Petra Boesler

Personal information
- Born: 19 September 1955 (age 70) Berlin
- Height: 174 cm (5 ft 9 in)
- Weight: 69 kg (152 lb)
- Relatives: Martina Boesler (sister) Renate Boesler (aunt) Wolfgang Gunkel (uncle)

Sport
- Sport: Rowing

Medal record
Women's rowing
Representing East Germany
Olympic Games
| Silver medal – second place | 1976 Montreal | Double sculls |
World Rowing Championships
| Silver medal – second place | 1975 Nottingham | Double sculls |
| Gold medal – first place | 1977 Amsterdam | Coxed quad sculls |

= Petra Boesler =

German rower

Petra Boesler (later Wach, born 19 September 1955) is a German rower who competed for East Germany in the 1976 Summer Olympics.

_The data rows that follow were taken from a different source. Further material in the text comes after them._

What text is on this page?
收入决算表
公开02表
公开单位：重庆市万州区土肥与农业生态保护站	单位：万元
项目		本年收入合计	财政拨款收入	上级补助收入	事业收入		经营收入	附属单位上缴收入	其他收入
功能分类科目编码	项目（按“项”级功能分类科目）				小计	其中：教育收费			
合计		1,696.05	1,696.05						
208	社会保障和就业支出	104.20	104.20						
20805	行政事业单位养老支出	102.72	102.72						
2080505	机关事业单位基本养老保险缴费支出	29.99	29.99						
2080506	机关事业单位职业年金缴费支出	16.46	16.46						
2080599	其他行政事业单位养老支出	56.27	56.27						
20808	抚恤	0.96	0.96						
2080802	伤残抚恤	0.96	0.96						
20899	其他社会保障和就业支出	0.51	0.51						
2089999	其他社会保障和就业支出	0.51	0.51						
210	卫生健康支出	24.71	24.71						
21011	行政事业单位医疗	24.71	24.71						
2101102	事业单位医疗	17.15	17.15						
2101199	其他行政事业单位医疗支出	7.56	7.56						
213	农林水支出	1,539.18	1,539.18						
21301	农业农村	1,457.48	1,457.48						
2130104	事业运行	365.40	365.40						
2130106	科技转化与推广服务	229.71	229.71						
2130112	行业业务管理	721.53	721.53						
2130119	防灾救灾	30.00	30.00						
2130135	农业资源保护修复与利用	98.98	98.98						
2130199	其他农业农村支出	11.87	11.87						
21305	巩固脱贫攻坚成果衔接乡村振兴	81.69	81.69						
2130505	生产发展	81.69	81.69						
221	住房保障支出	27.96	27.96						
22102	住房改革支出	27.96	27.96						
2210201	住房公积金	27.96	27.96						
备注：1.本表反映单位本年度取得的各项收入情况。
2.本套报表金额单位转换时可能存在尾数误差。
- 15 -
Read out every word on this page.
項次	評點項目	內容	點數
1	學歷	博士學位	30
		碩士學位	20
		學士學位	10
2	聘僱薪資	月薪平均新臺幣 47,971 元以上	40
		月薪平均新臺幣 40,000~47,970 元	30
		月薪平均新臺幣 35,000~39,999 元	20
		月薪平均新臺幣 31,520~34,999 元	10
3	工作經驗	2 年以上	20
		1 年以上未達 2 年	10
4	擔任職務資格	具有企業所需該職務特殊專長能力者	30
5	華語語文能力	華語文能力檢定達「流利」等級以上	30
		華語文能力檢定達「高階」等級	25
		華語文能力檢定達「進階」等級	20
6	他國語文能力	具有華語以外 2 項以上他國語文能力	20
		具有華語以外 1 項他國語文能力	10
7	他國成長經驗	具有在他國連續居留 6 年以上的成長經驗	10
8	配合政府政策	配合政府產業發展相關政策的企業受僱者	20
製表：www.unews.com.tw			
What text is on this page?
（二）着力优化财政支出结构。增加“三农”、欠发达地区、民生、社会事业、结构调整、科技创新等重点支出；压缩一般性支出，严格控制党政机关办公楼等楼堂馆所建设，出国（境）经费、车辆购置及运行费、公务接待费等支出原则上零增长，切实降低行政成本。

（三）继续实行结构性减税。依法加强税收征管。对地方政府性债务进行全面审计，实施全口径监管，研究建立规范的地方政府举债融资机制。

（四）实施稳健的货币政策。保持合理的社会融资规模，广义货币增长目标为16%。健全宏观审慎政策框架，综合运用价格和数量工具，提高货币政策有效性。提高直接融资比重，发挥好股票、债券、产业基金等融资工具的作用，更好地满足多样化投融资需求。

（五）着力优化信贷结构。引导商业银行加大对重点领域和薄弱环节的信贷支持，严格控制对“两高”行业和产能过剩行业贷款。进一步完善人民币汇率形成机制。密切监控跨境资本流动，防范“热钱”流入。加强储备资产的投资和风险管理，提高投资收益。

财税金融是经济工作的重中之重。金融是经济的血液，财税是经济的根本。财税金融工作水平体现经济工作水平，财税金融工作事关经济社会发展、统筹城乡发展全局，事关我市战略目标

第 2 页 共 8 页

She was born in Berlin. She is the sister of Martina Boesler, who is also an Olympic rower. Their aunt, Renate Boesler, won several medals at European Rowing Championships. Her aunt got her interested in rowing by taking her to regattas. Her aunt is married to the Olympic rower Wolfgang Gunkel.

In 1976 she and her partner Sabine Jahn won the silver medal in the double sculls event. In February 1978, she was given the sports awards Honored Master of Sports.